Kau anak satu-satunya mereka, Rie. Betapa bapakmu sangat sayang padamu, dan tidak menginginkan putrinya punya suami sembarangan. Atau mungkin dia tidak mau putrinya mendapatkan suami seperti dirinya. Tukang nongkrong di warung kopi saban tiap malam. Kerjanya serabutan. Mirip seperti aku ini. Tapi percayalah, Rie. Ketika kau tahu aku sangat mencintaimu lebih dari kopi hitam, play station, dan acara siaran langsung sepakbola dunia. Sungguh, aku akan selalu membahagiakanmu, Rie. Hanya saja, kau harus percaya.

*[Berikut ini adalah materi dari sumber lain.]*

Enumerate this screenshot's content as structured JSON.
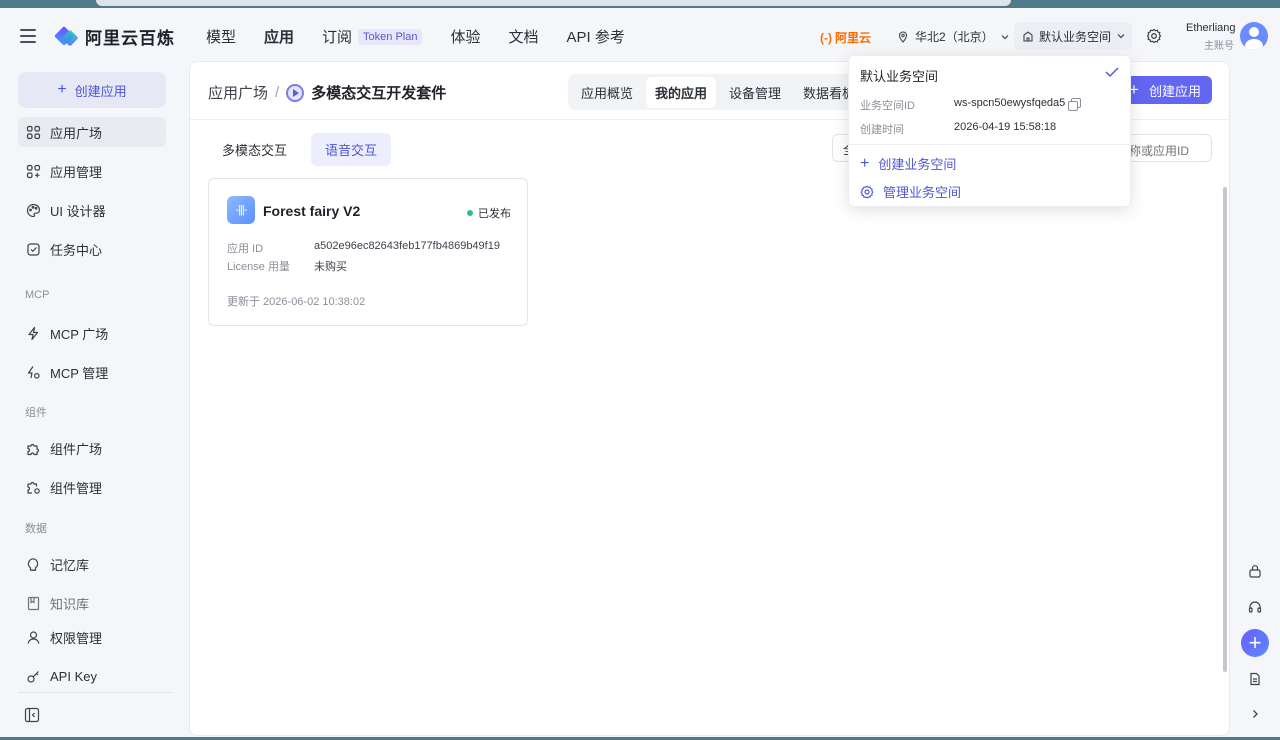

Memasuki sehari lagi perayaan HUT RI ke-77 ini. Suasana membuat semua warga di sekitar rumah kita gembira. Umbul-umbul sudah terpasang dengan cantik, rapi dan ramai. Semua anak-anak kecil bersorak, dan ada yang memungut sisa-sisa kertas mengkilap bendera merah-putih yang berjatuhan. Mereka begitu senang, bahkan keceriaan mereka sejenak membuatku terlupa rasa itu.

Ibu-ibu dan bapak-bapak di tempat tinggal kita sudah mulai sibuk untuk membuat acara di hari itu supaya sempurna. Mereka berdoa agar tidak hujan. Lokasinya di lapangan belakang lahan pabrik minuman soda. Bukan saja untuk mengisi hari kemerdekaan, tapi juga membuka warung dadakan. Mulai dari jualan es, makanan dan minuman ringan, jajanan anak-anak, mi instan, gorengan, asinan, dan lainnya.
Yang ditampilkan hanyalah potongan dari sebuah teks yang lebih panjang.